Vermutlich wirst du dich nicht mehr erinnern, doch ich weiß es noch genau, denn es war Liebe auf den ersten Blick – meinerseits zumindest.
Wir hatten Mittwoch, den 04. Juli 1990. Es lief gerade die Fußball-WM in Italien und ich war 7 Jahre alt und hatte in einer teils fußballbegeisterten, teils fußballdesinteressierten Familie meine ersten Berührungspunkte mit dem runden Leder. Mein erstes Spiel, dass ich geschaut habe, war damals das erste Spiel der deutschen Elf gegen Jugoslawien.
Die WM war schon einige Tage und Spiele alt und Jürgen Klinsmann kristallisierte sich so langsam zu meinem allerersten Lieblingsspieler heraus (er blieb es auch noch viele Jahre bis er irgendwann ein blau-rotes Trikot trug). Die Beckenbauer-Mannen schlugen die Jugos, wir schossen die VAE ab, verwalteten ein Remis gegen Kolumbien. Anschließend schalteten wir Holland aus (damals wurde auch meine sportliche Rivalität gegen die Oranjes begründet) und schlugen im Viertelfinale die CSFR. An besagtem 04. Juli 1990 trafen wir also im Halbfinale auf das englische Team. Auch dieses Spiel durfte ich erneut komplett verfolgen.

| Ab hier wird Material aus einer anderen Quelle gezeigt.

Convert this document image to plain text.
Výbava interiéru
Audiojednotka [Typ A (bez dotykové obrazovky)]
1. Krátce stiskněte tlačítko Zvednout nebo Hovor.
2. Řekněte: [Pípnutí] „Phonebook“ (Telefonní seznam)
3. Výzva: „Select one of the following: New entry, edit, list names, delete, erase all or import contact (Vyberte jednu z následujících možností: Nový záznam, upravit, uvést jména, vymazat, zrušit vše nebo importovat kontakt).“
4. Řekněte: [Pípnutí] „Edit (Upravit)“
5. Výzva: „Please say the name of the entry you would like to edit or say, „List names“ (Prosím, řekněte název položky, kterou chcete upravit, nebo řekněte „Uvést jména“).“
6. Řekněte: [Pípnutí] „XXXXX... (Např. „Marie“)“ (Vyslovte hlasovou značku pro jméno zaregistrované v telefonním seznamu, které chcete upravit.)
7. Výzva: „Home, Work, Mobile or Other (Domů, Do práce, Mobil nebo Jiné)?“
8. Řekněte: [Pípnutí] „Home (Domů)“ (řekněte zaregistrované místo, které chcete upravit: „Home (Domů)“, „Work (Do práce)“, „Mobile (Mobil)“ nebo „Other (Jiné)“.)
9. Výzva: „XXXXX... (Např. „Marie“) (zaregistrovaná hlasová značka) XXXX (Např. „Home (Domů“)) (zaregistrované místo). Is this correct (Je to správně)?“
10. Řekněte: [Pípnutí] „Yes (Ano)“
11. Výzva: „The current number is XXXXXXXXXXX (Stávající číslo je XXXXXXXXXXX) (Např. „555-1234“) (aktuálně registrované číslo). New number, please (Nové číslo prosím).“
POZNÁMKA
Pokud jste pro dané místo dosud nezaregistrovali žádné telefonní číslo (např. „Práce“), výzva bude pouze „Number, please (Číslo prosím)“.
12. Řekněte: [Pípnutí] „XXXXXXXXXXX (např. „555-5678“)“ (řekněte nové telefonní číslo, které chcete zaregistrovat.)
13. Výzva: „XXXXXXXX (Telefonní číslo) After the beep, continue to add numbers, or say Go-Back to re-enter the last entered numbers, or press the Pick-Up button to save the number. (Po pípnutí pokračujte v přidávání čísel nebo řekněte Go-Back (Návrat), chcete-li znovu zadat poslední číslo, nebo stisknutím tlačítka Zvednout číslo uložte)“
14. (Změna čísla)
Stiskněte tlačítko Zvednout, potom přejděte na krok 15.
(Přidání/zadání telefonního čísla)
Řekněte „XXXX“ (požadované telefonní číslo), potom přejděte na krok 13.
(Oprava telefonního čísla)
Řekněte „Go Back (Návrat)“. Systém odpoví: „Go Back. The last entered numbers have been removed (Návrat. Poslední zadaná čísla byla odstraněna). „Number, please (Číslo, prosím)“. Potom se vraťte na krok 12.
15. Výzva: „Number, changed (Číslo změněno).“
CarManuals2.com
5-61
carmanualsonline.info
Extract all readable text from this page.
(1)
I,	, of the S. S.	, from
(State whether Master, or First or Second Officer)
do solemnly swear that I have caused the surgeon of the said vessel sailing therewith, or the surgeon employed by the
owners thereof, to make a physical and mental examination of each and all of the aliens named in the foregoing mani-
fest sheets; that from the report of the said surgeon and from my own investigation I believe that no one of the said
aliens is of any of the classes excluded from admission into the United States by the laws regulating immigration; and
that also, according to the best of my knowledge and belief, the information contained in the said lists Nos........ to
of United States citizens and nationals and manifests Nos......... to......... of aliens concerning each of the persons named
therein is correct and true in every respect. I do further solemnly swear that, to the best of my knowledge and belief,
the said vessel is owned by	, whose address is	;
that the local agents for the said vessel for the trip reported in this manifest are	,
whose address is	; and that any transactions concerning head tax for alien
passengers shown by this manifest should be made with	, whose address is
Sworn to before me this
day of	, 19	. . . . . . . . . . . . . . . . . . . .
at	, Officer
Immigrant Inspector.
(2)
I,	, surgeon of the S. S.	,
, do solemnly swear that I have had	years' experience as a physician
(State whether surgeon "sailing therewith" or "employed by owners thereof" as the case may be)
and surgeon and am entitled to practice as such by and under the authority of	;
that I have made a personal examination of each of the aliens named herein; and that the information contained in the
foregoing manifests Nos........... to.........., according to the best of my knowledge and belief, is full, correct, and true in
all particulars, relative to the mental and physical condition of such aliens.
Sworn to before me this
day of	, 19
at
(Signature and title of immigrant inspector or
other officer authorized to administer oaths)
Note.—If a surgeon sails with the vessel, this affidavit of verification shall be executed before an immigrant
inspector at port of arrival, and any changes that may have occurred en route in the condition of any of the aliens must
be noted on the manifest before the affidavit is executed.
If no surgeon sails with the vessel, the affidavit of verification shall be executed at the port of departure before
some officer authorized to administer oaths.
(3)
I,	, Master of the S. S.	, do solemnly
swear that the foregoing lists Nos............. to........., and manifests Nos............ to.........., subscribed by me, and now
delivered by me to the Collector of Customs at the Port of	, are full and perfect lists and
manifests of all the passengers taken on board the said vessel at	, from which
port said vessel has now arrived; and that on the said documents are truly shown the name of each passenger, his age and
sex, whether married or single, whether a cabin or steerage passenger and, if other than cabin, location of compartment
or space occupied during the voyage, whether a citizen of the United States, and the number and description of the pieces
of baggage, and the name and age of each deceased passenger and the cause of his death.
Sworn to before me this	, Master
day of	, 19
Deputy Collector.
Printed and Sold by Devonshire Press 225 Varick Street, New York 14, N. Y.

Bis zu diesem Tage sollte ich wohl als Bayern-Fan erzogen werden. Mein Vater tat zumindest einiges dafür und stattete mich mit dem Ende der 80er/Anfang der 90er üblichen Fanutensilien aus, z. B. einem Schal und einem Plüschteddy (den ich sogar heute noch hab). Doch wenn man so erpischt ist, jemanden in eine Schublade zu stecken, macht man manchmal auch – entscheidende – Fehler. Wie an besagtem 04. Juli.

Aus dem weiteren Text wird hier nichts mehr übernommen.